The challenge of staring down the blank page and getting to the end of the race is exhilarating. Learning the new information and filling up the page gives me an endorphin rush. The anticipation of the reviews makes the thrill of a good review huge and the challenge of addressing the review comments a savory challenge. The sense of accomplishment makes the pain worth it. Of course it also helps that writing new content does require quite as much groveling during resource planning meetings.
Reworking old content does require a good amount of groveling and doesn't have the same payouts. The endorphins don't rush; they trickle. The sense of accomplishment is hollow because all there is to show for the time spent is a shinier version of the stuff you already had.
Not only is the reward less, The rewriting is also just plain hard. Often times you need to relearn the feature or concept being discussed. You always have to make judgement calls about what information to cut or add. Then there is the angst of reworking another writers (you were another writer when you wrote the original content, time changes every craftsman) handiwork. The cold stare of a page full of words that you need to slay is unnerving and unforgiving.
If you do the rewrite well, then the suffering is worth it. You will have made a significant improvement to the quality of the documentation set. If you it OK, you may or may not have made an improvement. You just spent time spinning your wheels. Often times you will never get any feedback to know finite was well done or not. You will just have to decide on your own.
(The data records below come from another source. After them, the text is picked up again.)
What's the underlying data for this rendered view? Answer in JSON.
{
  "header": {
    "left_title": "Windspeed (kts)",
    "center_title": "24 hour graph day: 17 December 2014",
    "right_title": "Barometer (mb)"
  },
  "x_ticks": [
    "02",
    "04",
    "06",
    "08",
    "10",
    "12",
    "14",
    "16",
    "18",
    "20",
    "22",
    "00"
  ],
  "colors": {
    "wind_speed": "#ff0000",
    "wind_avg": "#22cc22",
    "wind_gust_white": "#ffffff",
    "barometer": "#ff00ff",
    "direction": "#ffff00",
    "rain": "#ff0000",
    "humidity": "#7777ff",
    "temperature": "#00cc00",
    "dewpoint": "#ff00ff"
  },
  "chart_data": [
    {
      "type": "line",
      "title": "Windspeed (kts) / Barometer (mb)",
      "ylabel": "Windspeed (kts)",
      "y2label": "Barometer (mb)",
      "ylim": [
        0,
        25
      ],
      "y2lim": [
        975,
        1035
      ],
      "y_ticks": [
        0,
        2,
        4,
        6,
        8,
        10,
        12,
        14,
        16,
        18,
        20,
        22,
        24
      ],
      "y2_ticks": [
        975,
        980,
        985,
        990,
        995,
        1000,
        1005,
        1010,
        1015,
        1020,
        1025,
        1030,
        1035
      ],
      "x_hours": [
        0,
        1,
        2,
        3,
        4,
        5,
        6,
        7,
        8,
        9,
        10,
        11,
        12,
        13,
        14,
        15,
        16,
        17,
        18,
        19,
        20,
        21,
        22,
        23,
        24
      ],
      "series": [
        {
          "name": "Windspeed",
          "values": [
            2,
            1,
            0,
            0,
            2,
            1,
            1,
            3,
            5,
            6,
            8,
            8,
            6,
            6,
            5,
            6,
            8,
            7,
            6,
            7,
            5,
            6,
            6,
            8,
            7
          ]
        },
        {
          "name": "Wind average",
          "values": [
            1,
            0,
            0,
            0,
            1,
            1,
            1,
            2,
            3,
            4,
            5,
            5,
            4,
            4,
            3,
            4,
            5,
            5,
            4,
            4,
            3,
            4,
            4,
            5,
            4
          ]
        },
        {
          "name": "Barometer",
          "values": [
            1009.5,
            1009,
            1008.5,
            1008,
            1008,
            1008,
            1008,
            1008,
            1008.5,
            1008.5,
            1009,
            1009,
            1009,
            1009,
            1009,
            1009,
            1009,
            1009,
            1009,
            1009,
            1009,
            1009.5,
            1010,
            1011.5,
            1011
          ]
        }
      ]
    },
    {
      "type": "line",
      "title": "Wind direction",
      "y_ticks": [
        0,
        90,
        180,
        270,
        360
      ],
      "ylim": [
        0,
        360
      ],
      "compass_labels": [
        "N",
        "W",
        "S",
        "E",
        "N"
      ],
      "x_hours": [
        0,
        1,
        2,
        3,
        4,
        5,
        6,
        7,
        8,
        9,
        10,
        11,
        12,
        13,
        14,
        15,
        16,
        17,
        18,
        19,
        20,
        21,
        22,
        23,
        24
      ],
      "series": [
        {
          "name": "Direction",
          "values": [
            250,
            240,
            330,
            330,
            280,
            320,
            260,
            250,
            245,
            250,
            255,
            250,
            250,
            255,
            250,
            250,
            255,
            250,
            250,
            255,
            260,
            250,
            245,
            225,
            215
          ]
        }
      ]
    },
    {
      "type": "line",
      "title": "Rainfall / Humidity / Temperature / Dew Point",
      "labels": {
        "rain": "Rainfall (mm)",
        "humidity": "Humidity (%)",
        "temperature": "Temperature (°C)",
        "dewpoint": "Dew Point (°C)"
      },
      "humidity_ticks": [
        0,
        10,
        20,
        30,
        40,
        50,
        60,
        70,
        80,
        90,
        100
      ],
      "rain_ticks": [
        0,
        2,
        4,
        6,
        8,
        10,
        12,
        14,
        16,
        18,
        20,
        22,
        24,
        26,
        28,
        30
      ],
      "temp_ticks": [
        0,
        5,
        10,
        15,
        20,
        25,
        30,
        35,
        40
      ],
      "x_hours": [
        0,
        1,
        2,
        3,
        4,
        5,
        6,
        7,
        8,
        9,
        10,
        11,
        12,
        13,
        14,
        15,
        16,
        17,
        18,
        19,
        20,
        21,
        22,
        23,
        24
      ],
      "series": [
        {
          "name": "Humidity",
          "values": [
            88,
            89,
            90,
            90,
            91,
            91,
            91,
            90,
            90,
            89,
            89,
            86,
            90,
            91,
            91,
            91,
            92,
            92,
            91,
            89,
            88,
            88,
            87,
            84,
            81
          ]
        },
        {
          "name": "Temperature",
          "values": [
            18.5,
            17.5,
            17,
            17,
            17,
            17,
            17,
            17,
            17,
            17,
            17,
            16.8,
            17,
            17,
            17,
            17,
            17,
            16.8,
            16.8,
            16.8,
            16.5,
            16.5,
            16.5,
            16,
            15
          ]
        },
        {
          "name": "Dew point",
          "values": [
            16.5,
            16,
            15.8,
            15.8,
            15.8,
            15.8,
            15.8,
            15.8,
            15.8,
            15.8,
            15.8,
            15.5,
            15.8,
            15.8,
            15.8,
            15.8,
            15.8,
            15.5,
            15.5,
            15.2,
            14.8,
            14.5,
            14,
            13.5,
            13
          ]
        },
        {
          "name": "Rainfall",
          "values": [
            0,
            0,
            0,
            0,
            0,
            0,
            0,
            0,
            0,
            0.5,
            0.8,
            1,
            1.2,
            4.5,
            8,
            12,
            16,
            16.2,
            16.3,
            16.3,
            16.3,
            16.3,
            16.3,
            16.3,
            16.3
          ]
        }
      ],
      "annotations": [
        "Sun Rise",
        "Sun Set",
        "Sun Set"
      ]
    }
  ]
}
For me the answer is always that I could have done it better. Nothing is ever perfect and I'm always improving/growing/changing as a writer. I always look at the end result as good enough for now. Maybe that is why I don't write fiction or for magazines or newspapers. In those mediums you finish a piece and are done with it. In technical writing, at least in 21st century Web only technical writing, no piece of content is ever truly finished.